Los ojos de Noah se contrajeron salvajemente, enfocándose en los golpes, sus labios estirándose en una sonrisa.
Con un repentino chasquido, su cola brotó desde su espalda, con escamas brillando bajo la luz del salón de entrenamiento.
Se lanzó como un látigo, enroscándose alrededor del puño de Arlo en pleno movimiento.
El apéndice se tensó, tirando violentamente del brazo hacia un lado antes de que el golpe pudiera conectar.
Arlo tropezó hacia adelante, su imposible equilibrio lanzado al caos por pura fuerza bruta.
Noah giró el torso justo a tiempo, pero el puño descendente de Damien aún le rozó el pecho.
El dolor estalló por todo su pecho, y un suave crujido resonó en el aire mientras al menos una costilla cedía.
Noah apretó los dientes por el dolor, doblándose con el ataque, y su rodilla se elevó rugiendo en respuesta.
Golpeó la mandíbula de Damien con un crujido nauseabundo.
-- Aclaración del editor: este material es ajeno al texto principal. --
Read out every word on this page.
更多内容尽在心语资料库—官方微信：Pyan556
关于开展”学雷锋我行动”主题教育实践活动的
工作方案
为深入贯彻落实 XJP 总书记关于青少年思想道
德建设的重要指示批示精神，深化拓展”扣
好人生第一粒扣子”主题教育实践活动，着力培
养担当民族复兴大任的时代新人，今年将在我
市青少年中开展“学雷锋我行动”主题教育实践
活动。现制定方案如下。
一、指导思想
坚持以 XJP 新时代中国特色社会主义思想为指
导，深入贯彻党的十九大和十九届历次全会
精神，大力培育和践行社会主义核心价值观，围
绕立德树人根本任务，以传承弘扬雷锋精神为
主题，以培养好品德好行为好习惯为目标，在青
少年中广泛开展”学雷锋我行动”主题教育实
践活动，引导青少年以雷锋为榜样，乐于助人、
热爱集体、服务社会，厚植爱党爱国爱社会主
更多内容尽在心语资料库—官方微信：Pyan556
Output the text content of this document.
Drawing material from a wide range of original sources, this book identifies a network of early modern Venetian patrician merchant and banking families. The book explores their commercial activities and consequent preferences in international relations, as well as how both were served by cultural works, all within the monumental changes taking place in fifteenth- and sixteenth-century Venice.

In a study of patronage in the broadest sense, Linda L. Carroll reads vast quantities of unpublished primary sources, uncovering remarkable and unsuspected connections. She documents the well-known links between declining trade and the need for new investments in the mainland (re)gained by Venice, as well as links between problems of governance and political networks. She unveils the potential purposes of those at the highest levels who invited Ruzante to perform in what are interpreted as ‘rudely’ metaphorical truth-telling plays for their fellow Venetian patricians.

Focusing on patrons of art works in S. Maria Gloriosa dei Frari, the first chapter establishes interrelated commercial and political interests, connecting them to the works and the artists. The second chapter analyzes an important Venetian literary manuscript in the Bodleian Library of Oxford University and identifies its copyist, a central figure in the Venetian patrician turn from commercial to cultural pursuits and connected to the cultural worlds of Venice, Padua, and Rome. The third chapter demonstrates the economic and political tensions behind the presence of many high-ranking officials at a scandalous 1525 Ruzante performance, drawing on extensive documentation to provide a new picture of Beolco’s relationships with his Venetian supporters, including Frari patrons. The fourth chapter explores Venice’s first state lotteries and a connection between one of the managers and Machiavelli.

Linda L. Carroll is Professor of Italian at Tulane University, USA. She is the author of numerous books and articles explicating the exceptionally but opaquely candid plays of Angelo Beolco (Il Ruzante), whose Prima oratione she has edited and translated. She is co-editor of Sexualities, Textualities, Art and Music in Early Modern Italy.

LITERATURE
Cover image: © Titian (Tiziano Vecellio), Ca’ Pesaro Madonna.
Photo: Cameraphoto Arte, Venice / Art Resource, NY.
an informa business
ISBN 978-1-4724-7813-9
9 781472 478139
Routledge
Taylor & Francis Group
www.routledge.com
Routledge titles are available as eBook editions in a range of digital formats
El hombre más grande se tambaleó, saliva y sangre salpicando de su boca mientras su cabeza se echaba hacia atrás.
Noah no se detuvo.
La cola se balanceó de nuevo, golpeando a Arlo en las costillas con la fuerza de un martillo.
El chico con los ojos vendados jadeó, derrumbándose de lado.
Noah giró rápidamente, con la cola golpeando bajo, barriendo las piernas de Damien y haciéndolo caer.
Los dos intentaron recuperarse, pero Noah ya estaba sobre ellos.
Su cola chasqueó como un látigo sobre el pecho de Damien, forzando el aire fuera de sus pulmones.
Giró con ella, el apéndice estrellando a Arlo contra el suelo con una fuerza que sacudía los huesos.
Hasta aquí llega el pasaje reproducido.